Not so many years ago, someone proposed distributing information exclusively online at a board meeting of the Academy of Television Arts & Sciences elected governors. Several members objected, saying it was wrong to assume everyone who might want to see the material had computer access.
My, how our little academy has grown up.
Netflix’s strong showing in this year’s Emmy nominations — including a best-drama series bid for “House of Cards,” the first digital-originated program to enter that prestigious company — won’t change the TV industry. But it does underscore, as Academy Chairman Bruce Rosenblum noted, how our understanding of “television” is evolving.
As the above anecdote illustrates, this isn’t just any organization embracing the digital universe. It’s one that has traditionally been hidebound and slow to embrace change, resistant to new blood and – much like its brethren at the movie academy – structurally designed to place hurdles between new members and higher tiers of its hierarchy.
Of course, the addition of a new player like Netflix, which is pursuing a model similar to premium cable, only exacerbates the already-existing rift between the broadcast networks, which televise the Emmycast, and the actual nominations. With “House of Cards” elbowing “Boardwalk Empire” out of the best-drama roster, we again have a situation where only one broadcast hour made the cut, and that was PBS’ period upstart “Downton Abbey.” Once again, the network televising the show, CBS, is essentially throwing a party to which it’s barely invited (although as more than one pundit has suggested, this might be “The Big Bang Theory’s” year on the comedy front).

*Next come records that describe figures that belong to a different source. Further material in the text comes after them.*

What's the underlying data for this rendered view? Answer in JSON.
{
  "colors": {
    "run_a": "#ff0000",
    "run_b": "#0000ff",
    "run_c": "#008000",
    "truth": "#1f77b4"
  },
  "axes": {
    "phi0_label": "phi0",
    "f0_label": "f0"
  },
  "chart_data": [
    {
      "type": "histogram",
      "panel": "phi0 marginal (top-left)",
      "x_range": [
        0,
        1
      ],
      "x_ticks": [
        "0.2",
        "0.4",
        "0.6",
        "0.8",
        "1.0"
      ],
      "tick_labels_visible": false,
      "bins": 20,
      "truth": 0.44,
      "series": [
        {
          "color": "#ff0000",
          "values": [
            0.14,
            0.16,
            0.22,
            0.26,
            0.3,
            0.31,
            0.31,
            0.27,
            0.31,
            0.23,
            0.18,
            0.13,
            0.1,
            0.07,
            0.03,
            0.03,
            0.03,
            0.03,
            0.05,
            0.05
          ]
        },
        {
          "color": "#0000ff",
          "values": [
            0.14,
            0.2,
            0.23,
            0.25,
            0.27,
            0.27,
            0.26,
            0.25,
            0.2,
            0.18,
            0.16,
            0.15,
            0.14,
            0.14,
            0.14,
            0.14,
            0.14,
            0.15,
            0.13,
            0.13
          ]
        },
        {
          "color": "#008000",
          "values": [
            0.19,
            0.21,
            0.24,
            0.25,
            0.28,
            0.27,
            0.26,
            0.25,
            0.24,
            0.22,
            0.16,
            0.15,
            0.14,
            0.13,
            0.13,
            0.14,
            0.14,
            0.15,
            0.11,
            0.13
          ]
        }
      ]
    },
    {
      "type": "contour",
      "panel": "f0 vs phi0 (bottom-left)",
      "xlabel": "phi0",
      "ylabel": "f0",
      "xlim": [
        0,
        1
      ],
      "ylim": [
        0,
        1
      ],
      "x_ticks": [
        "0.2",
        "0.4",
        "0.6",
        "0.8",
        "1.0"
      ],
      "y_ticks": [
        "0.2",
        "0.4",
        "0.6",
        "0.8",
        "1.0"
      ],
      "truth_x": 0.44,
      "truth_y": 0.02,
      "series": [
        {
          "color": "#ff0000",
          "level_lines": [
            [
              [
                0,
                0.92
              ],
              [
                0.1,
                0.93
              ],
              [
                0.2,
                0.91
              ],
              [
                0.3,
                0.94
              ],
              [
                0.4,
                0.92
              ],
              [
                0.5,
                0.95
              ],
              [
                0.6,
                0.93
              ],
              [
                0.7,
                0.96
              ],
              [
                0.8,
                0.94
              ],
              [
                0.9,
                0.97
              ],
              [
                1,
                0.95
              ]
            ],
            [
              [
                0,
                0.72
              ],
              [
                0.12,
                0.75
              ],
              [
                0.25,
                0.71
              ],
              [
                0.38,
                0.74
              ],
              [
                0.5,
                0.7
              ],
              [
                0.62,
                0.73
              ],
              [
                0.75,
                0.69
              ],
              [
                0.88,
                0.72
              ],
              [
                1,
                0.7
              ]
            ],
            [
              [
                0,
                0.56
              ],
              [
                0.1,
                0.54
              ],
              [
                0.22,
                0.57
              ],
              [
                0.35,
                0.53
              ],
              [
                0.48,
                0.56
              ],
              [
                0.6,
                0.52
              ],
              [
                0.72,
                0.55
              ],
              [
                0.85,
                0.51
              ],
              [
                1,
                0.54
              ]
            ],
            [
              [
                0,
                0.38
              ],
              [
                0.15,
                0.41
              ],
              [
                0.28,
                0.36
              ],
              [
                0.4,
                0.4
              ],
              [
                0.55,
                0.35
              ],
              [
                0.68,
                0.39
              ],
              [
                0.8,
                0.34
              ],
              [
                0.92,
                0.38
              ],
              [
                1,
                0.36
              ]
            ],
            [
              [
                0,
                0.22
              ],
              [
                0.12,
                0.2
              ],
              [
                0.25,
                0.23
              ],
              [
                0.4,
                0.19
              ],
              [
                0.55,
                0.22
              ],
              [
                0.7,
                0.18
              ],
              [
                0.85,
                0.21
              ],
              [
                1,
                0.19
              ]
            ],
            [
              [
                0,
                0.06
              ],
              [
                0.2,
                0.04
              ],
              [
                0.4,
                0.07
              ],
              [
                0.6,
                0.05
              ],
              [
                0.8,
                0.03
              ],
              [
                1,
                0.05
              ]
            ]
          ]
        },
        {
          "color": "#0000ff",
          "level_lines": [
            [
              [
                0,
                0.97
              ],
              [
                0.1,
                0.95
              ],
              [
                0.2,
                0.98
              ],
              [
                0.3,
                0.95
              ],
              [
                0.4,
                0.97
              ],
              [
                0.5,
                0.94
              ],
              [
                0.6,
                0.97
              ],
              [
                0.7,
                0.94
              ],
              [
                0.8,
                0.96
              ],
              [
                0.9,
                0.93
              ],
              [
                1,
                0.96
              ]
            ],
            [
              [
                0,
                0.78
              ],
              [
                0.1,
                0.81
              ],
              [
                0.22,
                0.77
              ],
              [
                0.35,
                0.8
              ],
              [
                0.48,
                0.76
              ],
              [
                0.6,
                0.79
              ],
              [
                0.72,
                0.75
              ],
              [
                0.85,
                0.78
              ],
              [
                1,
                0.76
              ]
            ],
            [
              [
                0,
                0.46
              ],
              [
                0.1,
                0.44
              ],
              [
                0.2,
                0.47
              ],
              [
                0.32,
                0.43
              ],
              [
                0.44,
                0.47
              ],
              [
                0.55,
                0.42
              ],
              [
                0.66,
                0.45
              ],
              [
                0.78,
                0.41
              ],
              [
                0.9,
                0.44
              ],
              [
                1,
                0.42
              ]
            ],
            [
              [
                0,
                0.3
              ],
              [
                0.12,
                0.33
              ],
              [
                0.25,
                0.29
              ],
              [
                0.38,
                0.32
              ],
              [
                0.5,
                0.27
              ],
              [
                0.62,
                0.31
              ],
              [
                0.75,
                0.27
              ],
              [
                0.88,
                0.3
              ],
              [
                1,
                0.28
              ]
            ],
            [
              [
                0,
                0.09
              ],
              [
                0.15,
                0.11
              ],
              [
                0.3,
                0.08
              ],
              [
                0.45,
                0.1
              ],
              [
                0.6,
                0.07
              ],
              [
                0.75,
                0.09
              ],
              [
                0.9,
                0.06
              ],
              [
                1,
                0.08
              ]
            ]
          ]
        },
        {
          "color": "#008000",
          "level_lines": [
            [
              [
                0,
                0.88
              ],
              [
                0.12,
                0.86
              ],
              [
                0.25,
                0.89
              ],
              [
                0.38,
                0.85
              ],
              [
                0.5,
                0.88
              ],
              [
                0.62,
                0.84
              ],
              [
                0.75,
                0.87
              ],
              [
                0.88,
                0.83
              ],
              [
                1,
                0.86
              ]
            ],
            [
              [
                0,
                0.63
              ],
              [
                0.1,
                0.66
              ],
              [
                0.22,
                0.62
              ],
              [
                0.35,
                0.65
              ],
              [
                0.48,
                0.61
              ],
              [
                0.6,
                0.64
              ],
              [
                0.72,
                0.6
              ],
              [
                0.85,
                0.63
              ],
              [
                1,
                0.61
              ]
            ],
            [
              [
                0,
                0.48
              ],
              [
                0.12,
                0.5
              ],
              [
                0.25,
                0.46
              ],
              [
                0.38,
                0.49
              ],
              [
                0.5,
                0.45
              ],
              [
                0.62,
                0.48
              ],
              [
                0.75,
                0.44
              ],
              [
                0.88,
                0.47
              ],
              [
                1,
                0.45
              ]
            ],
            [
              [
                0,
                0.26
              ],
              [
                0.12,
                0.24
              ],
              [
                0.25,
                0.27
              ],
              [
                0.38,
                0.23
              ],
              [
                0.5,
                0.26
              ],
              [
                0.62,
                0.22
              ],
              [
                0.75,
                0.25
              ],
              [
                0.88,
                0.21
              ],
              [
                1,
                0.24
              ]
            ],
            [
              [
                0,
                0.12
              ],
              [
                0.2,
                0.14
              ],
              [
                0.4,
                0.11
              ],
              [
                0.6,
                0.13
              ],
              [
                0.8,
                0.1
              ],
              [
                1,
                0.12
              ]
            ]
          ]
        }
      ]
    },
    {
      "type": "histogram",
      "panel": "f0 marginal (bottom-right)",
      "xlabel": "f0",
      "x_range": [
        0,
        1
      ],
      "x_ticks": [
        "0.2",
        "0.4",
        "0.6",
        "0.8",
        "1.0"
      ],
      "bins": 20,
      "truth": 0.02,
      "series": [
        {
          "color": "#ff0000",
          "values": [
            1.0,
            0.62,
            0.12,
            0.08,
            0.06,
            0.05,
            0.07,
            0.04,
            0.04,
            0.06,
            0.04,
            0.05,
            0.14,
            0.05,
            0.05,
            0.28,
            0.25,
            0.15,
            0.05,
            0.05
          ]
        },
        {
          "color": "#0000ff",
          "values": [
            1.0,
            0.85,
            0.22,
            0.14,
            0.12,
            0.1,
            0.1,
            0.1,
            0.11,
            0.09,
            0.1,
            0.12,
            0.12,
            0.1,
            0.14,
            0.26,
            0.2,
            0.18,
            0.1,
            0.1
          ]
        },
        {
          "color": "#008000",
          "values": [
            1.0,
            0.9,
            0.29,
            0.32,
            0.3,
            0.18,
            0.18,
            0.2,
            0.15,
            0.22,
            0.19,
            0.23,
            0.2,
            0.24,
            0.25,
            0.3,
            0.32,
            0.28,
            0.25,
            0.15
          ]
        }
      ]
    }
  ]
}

Admittedly, we shouldn’t make too much of what’s essentially a charge being led by a single series (despite a few bones toward “Arrested Development,” another Netflix property). And the real proof of how viable high-quality digital series are will be whether Netflix and its other brethren can replicate the splash that “House of Cards” was consciously designed to deliver — or even have the appetite to keep throwing $100 million at these sort of enterprises.
Then again, a lot of the same folks who attend those academy board meetings grew up within the entertainment industry accustomed to having the trades land on their desks every morning. For the first time this year, they won’t be greeted by a hard copy of Variety tomorrow listing the nominations, either.
As anyone working in media has learned (often the hard way), things change. And while this year’s nominations are more evolutionary than revolutionary, they illustrate even an organization that has often seemed rooted in an old analog model is capable of changing along with them.